We can't make pros and cons lists either because then all attributes are ranked at equal value. That's bad. We all have deal-breakers. Certain aspects of a laptop just aren't as important as others. So making a pros and cons lists won't get you far. It is useful sometimes, but for hard decisions it is out.

What to do instead?

Make a decision matrix

This is where you level up.

A weighted decision matrix forces you to do three things that gut-feel decisions skip:

  1. Name the criteria that matter to you
  2. Decide how much each one matters (weight it)
  3. Score each option against each criterion

The result is a single number. The number is not magic. It is a mirror: it reflects your stated priorities back at you and shows you which option actually satisfies them best.

Here is a simple example. You are choosing between two laptops.

Your criteria: battery life, weight, price, screen quality. You care most about battery life and weight because you travel. Price matters but is not the top concern. Screen quality is a nice-to-have.

You assign weights: battery life 30%, weight 25%, price 25%, screen quality 20%.

You score each laptop from 1 to 10 on each criterion. Multiply score by weight. Add up the totals. The laptop with the higher score wins, by your own stated priorities.

If you disagree with the result, that tells you something useful: either your weights are wrong, or you have an unstated priority you have not named yet.

It's easy once you get the hang of it.

Evaluate, evaluate, evaluate

The best use of a decision matrix is not just picking the winner. It is noticing when the winner feels wrong. If laptop B scores higher but you still want laptop A, ask yourself why. That friction is information. Maybe there is a criterion you forgot to include. Maybe your weight for "looks" is actually higher than zero and you have not admitted it yet.

The matrix does not make the decision for you. It makes your reasoning visible, so you can interrogate it.

Try it! No need to reinvent the wheel

The best way to learn is to try it out yourself. I built an online tool (completely free) to help you do just that. You add your options, define your criteria, assign weights, score each option, and it calculates the winner. Everything runs in your browser.

Open the Decision Matrix tool

It works for laptops, cities, job offers, cars, university courses, or anything else with multiple options and competing priorities.

A few rules for using it well

Only include criteria you would actually change your decision for. If you include "brand reputation" but would never choose a worse product just for the brand, remove it. Noise degrades the signal.

Be honest with the weights. If you set price at 10% but you would never pay more than €1000, price is really a hard constraint, not a soft criterion. Handle constraints separately: eliminate anything above your budget before you start scoring.

Do not add more than six or seven criteria. Beyond that you are padding. The things that really drive your decision are almost always three to five at most.

Score the options independently. Do not look at the totals while you are scoring.

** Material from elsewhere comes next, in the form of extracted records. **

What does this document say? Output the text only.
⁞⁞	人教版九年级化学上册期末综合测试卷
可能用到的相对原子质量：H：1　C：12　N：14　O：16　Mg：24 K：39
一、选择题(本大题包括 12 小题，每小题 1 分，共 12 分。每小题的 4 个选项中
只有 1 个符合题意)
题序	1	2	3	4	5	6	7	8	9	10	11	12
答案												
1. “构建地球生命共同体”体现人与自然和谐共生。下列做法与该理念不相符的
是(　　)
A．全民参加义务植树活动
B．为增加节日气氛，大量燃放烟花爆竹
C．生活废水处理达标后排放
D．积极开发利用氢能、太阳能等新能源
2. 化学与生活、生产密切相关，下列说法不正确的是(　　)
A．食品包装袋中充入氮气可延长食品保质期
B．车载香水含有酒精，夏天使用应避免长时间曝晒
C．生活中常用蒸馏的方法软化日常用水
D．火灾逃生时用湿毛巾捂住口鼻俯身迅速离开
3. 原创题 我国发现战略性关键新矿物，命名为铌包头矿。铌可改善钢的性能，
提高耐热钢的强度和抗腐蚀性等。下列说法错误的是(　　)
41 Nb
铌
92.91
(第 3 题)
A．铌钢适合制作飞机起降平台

If you see one option pulling ahead, you will unconsciously inflate the other scores to keep it competitive. Score first, reveal the total last.

Managing expectations

Filling out the matrix is slow the first time. The second time it takes ten minutes. By the third time it is a habit, and you stop spending days in your head about choices that used to paralyse you.

Better yet. It teaches you what you value. After a few rounds of assigning weights, you start to notice patterns. Perhaps you always weight flexibility above money, or you always weight durability above aesthetics. That self-knowledge is more valuable than any individual decision.

Hard decisions are not hard because the world is complicated. They are hard because you have not been clear with yourself about what you want. The matrix is just a tool for forcing that clarity.